The next BIG superhero movie coming to theaters is The LEGO Batman Movie!
In a promotional stunt, LEGO Batman appeared alongside LEGO superheroes from DC Comics’s CW television shows, which you can check out below:
What makes this video clip special is it is the first time DC superheroes from the CW TV channel (Green Arrow, Flash, Supergirl, The Atom) have merged with a DC superhero from the movies (Batman).
“Big deal?” you think?
Actually there’s been a lot of chatter among fans, critics, and industry reporters about the pros, cons, and possibilities of merging film and TV-based superheroes. These are characters that come from the same comic book universe, but are featured in separate media outlets–theatrical, broadcast television, or streaming.
DC, for example, has Batman, Superman, and Wonder Woman dedicated to film, along with other heavy hitters from the Justice League (Green Lantern, Aquaman, Flash). This gets problematic, however, since The Flash also stars in his own television show on the CW (as do Green Arrow and Supergirl, who has also met a TV version of Superman).
Confused? You’re not the only one, and some people argue these two “universes” should stay separate (see here and here). Others think there could be a way to have a crossover of sorts between TV and Film (read more here).
More intermingling makes sense for Marvel superheroes, since theoretically, many of these characters actually DO live in a single universe shared between the movies (Avengers, etc.) and television shows (Agents of SHIELD, Agent Carter, Daredevil, Luke Cage, etc.).
Some people claim Marvel could and should have film and TV shows cross over. Others point out that such an event would still be a monumental and unwanted task. And that’s not even dealing with different Marvel heroes contracted out to different movie studios (e.g. X-Men/Fantastic Four with 20th Century Fox, although Wolverine actor Hugh Jackman said he’s happy to meet the Avengers sometime).
Sorry, Wolverine.

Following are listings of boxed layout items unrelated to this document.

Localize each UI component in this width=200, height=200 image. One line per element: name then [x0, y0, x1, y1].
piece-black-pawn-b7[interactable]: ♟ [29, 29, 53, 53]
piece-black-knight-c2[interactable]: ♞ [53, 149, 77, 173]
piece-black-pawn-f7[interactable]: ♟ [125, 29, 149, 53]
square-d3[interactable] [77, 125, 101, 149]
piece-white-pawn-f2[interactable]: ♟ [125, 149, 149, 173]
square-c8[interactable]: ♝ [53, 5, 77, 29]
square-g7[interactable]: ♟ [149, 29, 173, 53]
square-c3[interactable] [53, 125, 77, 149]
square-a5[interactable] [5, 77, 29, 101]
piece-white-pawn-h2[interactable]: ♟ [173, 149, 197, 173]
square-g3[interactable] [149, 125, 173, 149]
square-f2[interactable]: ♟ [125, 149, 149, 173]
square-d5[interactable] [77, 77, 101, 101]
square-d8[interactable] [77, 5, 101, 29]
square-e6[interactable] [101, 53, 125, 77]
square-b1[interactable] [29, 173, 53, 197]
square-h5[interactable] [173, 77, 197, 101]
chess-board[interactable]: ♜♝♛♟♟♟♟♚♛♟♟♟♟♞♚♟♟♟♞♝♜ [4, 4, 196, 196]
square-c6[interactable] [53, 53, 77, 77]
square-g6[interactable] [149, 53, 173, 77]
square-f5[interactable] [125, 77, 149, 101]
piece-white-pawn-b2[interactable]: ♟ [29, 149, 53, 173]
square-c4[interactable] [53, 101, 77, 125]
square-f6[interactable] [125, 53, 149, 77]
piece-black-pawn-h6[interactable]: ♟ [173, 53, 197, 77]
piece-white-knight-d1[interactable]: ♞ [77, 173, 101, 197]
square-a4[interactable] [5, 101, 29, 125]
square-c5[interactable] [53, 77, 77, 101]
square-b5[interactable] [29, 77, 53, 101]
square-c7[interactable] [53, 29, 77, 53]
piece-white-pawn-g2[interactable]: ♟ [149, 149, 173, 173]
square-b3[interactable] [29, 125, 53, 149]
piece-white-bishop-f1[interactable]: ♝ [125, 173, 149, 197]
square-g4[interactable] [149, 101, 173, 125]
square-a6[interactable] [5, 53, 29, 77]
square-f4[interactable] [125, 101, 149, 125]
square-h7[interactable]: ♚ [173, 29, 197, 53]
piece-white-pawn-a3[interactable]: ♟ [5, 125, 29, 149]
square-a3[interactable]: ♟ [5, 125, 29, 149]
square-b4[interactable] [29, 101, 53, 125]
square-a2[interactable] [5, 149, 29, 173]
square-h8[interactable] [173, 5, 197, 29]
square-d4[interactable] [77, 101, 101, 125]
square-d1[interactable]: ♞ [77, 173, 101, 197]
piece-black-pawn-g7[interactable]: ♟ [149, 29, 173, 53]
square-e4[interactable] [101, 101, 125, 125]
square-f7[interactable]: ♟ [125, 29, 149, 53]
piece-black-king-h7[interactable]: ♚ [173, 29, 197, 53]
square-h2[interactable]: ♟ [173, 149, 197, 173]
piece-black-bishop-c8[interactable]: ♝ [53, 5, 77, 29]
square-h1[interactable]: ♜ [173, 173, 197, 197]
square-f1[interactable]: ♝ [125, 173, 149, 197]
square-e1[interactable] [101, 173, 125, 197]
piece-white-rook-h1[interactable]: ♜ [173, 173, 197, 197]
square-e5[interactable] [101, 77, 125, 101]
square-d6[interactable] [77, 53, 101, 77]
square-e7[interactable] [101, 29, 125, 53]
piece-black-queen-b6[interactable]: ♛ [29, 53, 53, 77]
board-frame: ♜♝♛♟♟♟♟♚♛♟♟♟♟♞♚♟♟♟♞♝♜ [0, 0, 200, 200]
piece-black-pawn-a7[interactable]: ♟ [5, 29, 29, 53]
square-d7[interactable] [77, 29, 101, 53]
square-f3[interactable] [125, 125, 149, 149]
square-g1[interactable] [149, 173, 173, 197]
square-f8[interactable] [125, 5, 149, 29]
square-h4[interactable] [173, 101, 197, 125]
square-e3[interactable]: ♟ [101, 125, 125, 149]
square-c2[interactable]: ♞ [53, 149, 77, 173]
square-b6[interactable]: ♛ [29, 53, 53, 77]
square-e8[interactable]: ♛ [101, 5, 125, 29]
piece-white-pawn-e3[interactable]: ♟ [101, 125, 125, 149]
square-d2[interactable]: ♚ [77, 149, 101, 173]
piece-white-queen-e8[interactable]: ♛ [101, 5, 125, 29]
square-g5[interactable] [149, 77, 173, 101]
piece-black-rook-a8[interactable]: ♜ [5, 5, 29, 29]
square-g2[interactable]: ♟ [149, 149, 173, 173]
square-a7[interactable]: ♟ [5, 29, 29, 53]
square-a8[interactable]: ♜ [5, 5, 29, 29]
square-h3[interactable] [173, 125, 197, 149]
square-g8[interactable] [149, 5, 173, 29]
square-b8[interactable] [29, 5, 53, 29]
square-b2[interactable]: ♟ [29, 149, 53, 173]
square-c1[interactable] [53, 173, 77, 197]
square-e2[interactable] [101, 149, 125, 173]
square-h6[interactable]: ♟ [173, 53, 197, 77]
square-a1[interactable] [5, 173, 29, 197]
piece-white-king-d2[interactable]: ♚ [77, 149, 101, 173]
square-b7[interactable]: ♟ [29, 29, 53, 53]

No shirt, no crossover.
While not requiring millions of dollars, the habit of teachers collaborating can also seem like a difficult ordeal. But it’s worth it, with research finding higher student achievement in schools with higher levels of teacher collaboration.
We’ve talked before about teachers getting along with other teachers and here’s another resource with useful teacher collaboration ideas, including virtual tools, co-planning, scheduling, and more.
And let’s take a closer look at teachers from different universes (i.e. different grade levels).
The Teacher Channel’s blog “Tchers’ Voice” shares commentary on learning from teachers of different grades. The blog post is called “Pathway to Collaboration,” and it’s just the tip of the iceberg. Challenge yourself to find new ways to team up and learn with colleagues in your building, district, and beyond.
Sadly, there’s not much else out there about cross-grade teacher collaboration, although someone did do a doctoral dissertation on this topic. (If you need a little light reading, you can find the entire 418-page document here.)
I’ll conclude with examples of insight gained and projects accomplished when my world collided with those of other teachers.
- A fourth grade teacher who showed me all kinds of management techniques and student jobs that I could also apply in my high school classroom.
- A middle school science teacher who collaborated with me to successfully submit a grant for highway safety physics curriculum.
- A business teacher who modeled practical classroom procedures for high school seniors, giving flexibility and freedom to young adults weeks away from graduating.
- And several more colleagues, mentors, current and former students co-presenting and co-publishing academic work.
No movies or television projects yet, but maybe someday.